“First, What kind of life was lived in this place, that is, Why and how did its builders build as they did?
And second, what rules with general validity and applicability did they follow?”
Carroll William Westfall, Learning From Pompeii.


Saturday, September 6, 2014

Tyler Potterfield: An Appreciation


Tyler, left, exploring East Main Street for a blog entry in Spring of 2010

Here it is time that we should inscribe a terse memorial of our dear friend Tyler Potterfield.

It has been barely long enough since Tyler's death in late April to realize that is no longer with us. It's not just that he won't be biking over to sit at our table on an odd Wednesday evening, although that is very important.  Here at Urbanismo, we also prized him as a keen critic and sympathetic observer. Tyler accompanied us on most of the tours posted on the blog. He understood what a city could be and where it missed the mark. It is very important to us to remember him in full, as a friend, an urbanist, a husband, and a historian of his adopted city of Richmond.
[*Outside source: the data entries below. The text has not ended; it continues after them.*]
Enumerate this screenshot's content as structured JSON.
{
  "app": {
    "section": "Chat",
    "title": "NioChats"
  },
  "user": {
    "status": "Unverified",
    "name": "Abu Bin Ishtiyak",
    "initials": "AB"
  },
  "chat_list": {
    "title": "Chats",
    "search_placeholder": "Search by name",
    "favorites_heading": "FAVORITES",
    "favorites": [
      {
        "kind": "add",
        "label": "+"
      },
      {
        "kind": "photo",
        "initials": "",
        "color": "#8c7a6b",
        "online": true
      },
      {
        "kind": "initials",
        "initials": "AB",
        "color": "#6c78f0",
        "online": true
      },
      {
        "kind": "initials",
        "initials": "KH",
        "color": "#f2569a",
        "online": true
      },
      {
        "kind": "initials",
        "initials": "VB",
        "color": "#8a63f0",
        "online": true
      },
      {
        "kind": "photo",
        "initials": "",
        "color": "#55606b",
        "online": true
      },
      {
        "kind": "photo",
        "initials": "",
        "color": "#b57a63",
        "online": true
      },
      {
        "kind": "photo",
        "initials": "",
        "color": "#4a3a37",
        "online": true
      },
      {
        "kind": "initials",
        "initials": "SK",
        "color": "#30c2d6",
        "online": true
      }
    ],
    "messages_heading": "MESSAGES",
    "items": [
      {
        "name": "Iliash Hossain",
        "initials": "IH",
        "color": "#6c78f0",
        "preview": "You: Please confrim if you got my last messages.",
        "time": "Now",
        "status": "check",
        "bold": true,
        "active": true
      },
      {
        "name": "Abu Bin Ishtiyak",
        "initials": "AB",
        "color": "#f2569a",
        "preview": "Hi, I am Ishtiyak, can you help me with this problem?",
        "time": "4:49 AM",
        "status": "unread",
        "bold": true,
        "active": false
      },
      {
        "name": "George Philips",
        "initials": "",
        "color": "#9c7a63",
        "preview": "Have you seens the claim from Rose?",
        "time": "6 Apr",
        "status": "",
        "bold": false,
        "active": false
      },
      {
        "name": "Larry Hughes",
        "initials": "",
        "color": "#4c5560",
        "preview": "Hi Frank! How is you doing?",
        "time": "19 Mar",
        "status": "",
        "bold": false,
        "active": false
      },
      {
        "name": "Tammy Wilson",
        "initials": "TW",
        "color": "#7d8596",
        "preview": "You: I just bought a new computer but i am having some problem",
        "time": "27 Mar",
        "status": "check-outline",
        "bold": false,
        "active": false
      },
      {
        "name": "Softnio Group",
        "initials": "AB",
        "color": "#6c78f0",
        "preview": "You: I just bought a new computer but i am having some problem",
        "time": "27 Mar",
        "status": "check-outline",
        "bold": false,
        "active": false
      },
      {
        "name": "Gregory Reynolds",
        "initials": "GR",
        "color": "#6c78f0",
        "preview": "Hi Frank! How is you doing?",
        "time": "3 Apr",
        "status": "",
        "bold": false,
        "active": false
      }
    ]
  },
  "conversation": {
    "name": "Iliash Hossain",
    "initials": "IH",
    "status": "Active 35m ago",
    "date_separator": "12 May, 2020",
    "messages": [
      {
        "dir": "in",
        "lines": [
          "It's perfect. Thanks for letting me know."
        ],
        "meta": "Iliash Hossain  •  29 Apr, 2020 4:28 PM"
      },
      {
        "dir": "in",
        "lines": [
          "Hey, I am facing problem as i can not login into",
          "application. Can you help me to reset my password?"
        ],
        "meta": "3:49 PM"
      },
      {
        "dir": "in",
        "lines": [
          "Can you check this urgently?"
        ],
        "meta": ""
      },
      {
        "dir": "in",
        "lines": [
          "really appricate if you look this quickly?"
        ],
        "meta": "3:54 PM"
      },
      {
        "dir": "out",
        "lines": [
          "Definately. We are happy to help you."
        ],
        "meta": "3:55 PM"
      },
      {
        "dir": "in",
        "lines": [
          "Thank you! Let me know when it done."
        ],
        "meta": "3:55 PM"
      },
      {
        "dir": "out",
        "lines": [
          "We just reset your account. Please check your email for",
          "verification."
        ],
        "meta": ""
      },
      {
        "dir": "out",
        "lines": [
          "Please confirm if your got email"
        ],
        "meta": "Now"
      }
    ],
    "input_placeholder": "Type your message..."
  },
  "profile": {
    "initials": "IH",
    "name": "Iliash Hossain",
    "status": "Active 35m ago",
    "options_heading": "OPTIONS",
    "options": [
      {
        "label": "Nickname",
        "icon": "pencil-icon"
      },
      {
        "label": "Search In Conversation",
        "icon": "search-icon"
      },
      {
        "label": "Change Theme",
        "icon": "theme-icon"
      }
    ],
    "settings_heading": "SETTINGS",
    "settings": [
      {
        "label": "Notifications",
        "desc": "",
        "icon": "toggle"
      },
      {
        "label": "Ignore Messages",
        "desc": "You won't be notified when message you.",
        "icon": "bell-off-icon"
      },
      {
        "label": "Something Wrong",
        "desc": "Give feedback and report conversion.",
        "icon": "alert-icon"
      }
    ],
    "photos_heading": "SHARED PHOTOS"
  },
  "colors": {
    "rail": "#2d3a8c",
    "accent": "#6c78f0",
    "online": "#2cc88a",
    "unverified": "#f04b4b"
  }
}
Tyler's presentation could be a little off-putting to those who didn't know him: the ghost of a downturned lip might have been mistaken for a kind of disdain. Nothing could have been less true of him-- although, if he could have been a snob, it would have been in the cause of good sense, accomplished woodcraft, and well composed surroundings. He preserved a laconic style even when delivering a pungent comment about poor design or mistaken planning decisions; his compliments were always meaningful. It is a little known fact in Tyler's history that he once aspired to be a minister in the Lutheran Church. He very much enjoyed singing in church choirs.

As a connoisseur of urbanity, Tyler was always pleased to explore great cities and great museums. He also understood the margins of the wilderness: Tyler especially prized his time hiking and fishing from "Windy Inn," the almost plumbing-free lodge founded by his grandparents on a  Pennsylvania trout stream.  We got to visit more than once and relished the trails and the quiet porch hammock.

In the field, Tyler was a Boy Scout. When on an expedition, he displayed what his necessarily tolerant wife, Maura, once called his "Moonrise Kingdom mode." He was invariably outfitted with selected bits of the traditional kit that went along with living outdoors: shorts, nice hiking boots, elegant envelopes for fishing lures, perhaps a belt for secateurs and small hand-axes that could be useful for clearing trails, a thorn-proof vest, and a cap redolent of the Scottish highlands, ornamented with a clan badge improvised from a sprig of oak. In recent years, his walks regularly led along the bank of a trout stream.

And then there were the undertakings: restoring bridges, fostering the building crafts, marriage, learning to fish, protecting canals, cemeteries, neighborhoods, and making a Corinthian library according to the order of the "Tower of the Winds." Most of these were very successful. Both of us at Urbanismo cut our professional teeth cataloging entire streetcar suburbs under Tyler's careful administration. In recent years, Tyler was increasingly recognized as an articulate defender of the city's urban landscape. He was able to transcend his official position as the city's senior preservation planner to become a personal advocate for key elements in the historic urban fabric that serve the public good.

We also watched when Tyler and Maura, after an eventful courtship, walked into St. Andrews Church and came out in a new combination, making a particular life together in their lovingly tended Oregon Hill row house. Their companionship glowed under the stress of their frequent hospitality: Maura's elegant meals, Tyler's various aperitif combinations, dinner in the kitchen or garden, quoits in the back alley.

His most charming gift was for the creation of what Edmund Burke called the "little platoons," those small societies which make the city stronger and more humane. When he wasn't hoeing or pruning or riding his bicycle, he was continually launching serial organizations, professional circles, student clubs, and quoits teams, all of a duration short enough to prevent them from becoming automatic and, therefore, boring. Short, almost illegible notes were succeeded in recent years by email invitations. Most recently, he organized monthly conversations among the city's upcoming cadre of urban planners.

And, as his most accessible accomplishment, Tyler brought his walker's eye to scholarship. Nonesuch Place, his memorable history of the Richmond landscape, cuts across the grain of traditional civic history. It reminds us of Walter Muir Whitehill's elegantly crafted Topographical History of Boston, gifting the city with a new and exciting way of understanding itself.

Among all of these projects, Tyler was his own best effort. He was loyal, brave, very true, and most of those other things as well, even thrifty. Who knows what his next project might have become or might be? What is needed just now is a topographical history of Tyler Potterfield. We won't forget him anytime soon.